Elle y a mis en place et soutenu militairement des appareils d'État avant tout soumis aux intérêts des trusts et de l'État français, perméables à la corruption et aujourd'hui au bord de l'effondrement.
Lors d'une récente émission sur RFI, un auditeur malien expliquait ainsi la déroute de l'armée malienne dans le nord : « L'armée est minée par la corruption, les fonds pour l'achat des équipements sont détournés dans la plus totale impunité. Les soldats vivent dans des camps qui sont de véritables porcheries, pendant que les officiers supérieurs se pavanent dans leurs 4 x 4 climatisés. » Mais l'armée n'est pas un cas particulier. Dans un récent numéro de leur journal Le pouvoir aux travailleurs, nos camarades de l'Union africaine des travailleurs communistes internationalistes (UATCI-UCI) citent les témoignages de travailleurs maliens sur le racket auquel se livrent les policiers dans les cars en provenance de Bamako. Ils évoquent même un directeur d'école qui exigeait 25 000 francs CFA pour un certificat de scolarité, normalement gratuit. Ils concluaient : « L'exemple vient d'en haut. Les commandants de cercle, les généraux, les ministres et autres grands dignitaires se remplissent les poches et se payent des villas luxueuses en pratiquant la corruption, le racket, et le détournement d'argent public. Tout cela se fait directement ou indirectement sur le dos de la population pauvre, qui doit se défendre dans les difficultés de la vie quotidienne et qui s'enfonce de plus en plus dans la misère. Cela se fait aussi au détriment des infrastructures publiques qui se détériorent au fil des ans, car le peu d'argent qui est consacré à leur entretien est détourné. »
Lorsque la France a dû se résigner à accorder l'indépendance à ses colonies, elle l'a fait de façon à ce que ses trusts puissent continuer à exploiter les richesses de la zone. De simples limites administratives ont été transformées en frontières, créant de nouveaux États sans viabilité économique, voués à la pauvreté et incapables de traiter d'égal à égal avec les trusts français. L'action corruptrice de sociétés comme Elf, Bolloré ou Bouygues a pesé de tout son poids sur les nouveaux pays pour siphonner, moyennant de grosses commissions versées aux dirigeants, les ressources qui auraient dû servir à faire fonctionner les services publics. Ultime garantie, l'indépendance a été subordonnée à des accords militaires et au maintien de bases françaises faisant planer la menace d'une intervention sur les dirigeants qui voudraient s'émanciper de cette tutelle.
Récemment, la crise économique a encore aggravé ce délabrement des appareils d'État issus de la décolonisation.

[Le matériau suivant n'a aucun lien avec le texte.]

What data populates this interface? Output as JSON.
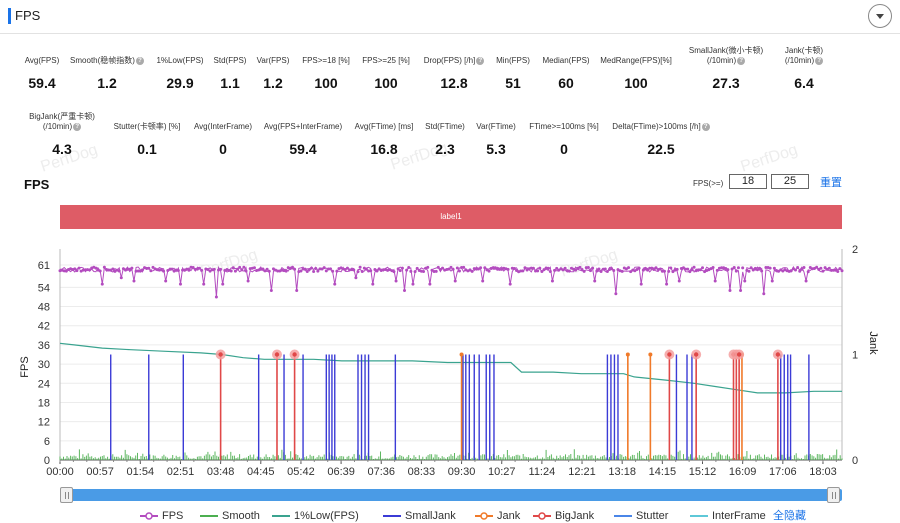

La spéculation sur les matières premières industrielles a rendu les ressources des États plus aléatoires, tandis que la hausse des aliments importés affamait les populations. Dans plusieurs pays, les guerres civiles ont créé des zones sans aucun contrôle, vouées à la seule mainmise de bandes armées.
Guerres et pillage, voilà ce que vaut à ces pays d'Afrique la prétendue amitié des puissances impérialistes, et de la France en particulier. Elle intervient aujourd'hui au Mali pour tenter de remettre de l'ordre dans ce chaos qu'elle a elle-même créé.